Yoga's benefits come in two forms: Concentrating on poses clears the mind, while focusing on the breath helps the body shift out of fight-or-flight mode. "When you have a lot of anxiety, you're always on orange alert," Bell says. Because you never fully let go, it's almost as if your body has forgotten how. Yoga essentially reteaches you what a relaxed state feels like. Although I first turned to yoga to ease back pain, I come back because it reminds me what it feels like not to be tense. (See Asanas for Anxiety to learn which poses are most likely to help.)
Don't try too Hard
Of course, for us worrywarts, yoga has a paradoxical downside: We can even get anxious about doing it properly.
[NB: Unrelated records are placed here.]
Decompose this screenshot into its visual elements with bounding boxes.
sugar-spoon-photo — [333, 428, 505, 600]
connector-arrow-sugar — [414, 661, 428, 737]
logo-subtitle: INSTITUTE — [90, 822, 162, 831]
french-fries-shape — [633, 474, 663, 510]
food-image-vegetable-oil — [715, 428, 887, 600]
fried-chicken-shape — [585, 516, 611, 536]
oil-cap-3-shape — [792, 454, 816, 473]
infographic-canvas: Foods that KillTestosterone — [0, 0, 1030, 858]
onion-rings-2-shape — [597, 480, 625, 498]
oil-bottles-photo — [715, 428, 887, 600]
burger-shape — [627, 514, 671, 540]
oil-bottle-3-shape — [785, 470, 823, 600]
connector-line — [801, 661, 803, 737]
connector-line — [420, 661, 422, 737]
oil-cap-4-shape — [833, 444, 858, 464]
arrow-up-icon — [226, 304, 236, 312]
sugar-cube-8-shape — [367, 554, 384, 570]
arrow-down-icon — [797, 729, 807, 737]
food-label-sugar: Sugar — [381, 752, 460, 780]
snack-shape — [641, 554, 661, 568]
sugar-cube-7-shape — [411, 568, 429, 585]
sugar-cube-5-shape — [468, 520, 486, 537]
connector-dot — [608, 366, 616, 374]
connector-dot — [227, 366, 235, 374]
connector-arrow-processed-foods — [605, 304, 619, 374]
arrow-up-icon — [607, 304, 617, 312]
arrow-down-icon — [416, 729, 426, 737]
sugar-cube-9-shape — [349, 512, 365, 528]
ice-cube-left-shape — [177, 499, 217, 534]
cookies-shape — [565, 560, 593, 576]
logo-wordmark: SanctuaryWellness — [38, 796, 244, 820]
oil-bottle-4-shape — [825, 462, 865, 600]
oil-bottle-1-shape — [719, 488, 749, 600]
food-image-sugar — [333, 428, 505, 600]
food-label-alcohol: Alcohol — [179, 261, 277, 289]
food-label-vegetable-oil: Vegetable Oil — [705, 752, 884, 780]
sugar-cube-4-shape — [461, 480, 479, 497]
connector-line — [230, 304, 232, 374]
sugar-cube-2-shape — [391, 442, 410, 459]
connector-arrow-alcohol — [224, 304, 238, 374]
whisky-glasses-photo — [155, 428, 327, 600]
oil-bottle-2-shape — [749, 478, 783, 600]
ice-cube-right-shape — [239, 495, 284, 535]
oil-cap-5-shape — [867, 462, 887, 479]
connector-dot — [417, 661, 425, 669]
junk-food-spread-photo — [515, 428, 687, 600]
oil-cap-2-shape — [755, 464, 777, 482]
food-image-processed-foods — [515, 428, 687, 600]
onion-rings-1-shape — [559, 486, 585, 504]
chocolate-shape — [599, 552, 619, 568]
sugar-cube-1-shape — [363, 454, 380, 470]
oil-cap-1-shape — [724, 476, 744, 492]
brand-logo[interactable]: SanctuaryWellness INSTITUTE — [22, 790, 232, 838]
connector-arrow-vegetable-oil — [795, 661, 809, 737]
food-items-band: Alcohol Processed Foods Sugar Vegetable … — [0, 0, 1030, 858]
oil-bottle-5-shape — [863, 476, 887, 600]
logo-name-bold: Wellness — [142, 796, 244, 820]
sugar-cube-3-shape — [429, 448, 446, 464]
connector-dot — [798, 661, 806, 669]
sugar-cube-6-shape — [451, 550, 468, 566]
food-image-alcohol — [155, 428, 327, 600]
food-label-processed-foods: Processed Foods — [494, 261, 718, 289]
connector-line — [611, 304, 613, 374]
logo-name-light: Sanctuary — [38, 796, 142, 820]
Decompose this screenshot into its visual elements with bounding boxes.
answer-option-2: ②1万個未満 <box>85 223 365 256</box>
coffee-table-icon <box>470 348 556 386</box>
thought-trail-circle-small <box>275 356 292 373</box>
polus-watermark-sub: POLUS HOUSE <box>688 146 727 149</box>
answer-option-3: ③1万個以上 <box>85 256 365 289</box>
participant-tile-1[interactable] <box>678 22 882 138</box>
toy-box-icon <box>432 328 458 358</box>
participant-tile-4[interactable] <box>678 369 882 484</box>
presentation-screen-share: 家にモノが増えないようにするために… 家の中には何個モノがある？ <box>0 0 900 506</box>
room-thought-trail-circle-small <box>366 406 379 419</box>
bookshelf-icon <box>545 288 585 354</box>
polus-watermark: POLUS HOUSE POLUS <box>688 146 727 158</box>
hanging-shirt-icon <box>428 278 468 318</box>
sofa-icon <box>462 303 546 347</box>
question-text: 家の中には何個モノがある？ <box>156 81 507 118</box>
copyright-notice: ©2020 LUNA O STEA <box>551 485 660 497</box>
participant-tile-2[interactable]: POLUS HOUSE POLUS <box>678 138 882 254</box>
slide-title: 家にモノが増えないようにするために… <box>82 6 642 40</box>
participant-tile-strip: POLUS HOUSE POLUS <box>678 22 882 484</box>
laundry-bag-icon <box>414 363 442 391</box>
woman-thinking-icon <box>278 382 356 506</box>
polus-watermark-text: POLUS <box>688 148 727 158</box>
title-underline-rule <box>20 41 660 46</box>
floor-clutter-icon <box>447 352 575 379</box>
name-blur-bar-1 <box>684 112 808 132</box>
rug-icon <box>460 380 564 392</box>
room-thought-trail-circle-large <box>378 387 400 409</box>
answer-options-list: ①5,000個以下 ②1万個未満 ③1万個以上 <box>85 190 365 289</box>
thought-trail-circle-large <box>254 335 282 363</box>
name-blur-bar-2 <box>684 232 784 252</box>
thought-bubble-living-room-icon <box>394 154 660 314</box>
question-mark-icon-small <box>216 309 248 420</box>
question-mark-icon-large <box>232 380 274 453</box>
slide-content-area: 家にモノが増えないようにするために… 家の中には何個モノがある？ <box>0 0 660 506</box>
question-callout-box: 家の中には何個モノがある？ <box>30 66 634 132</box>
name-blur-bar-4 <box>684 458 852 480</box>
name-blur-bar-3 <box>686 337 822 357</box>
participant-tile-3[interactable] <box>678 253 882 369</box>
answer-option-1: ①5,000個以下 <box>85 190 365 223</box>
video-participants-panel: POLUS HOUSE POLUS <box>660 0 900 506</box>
I've spent way too many classes feeling my tension ratchet up rather than down as I strain to copy my teacher's elegant Halasana (Plow Pose) without falling over.
The solution is to keep it simple. "I tell my students that when they're anxious, that's the time to go back to basics," Bell says. Limiting your practice to 15 minutes or three poses might be plenty when you're feeling overwhelmed. And feel free to pick and choose, skipping anything that starts the wheels spinning again.
That's what I'm trying to do. I'm applying the same approach to yoga that I'm trying to use in other parts of my life: Show up, do your best, and let go of the consequences. If it's a good day and I can manage a one-legged Vrksasana (Tree Pose) without toppling, I'm happy. If not, I just stretch, breathe, and cultivate awareness: "Oh, worrying mind in yoga class."
Melanie Haiken is a freelance writer in San Rafael, California.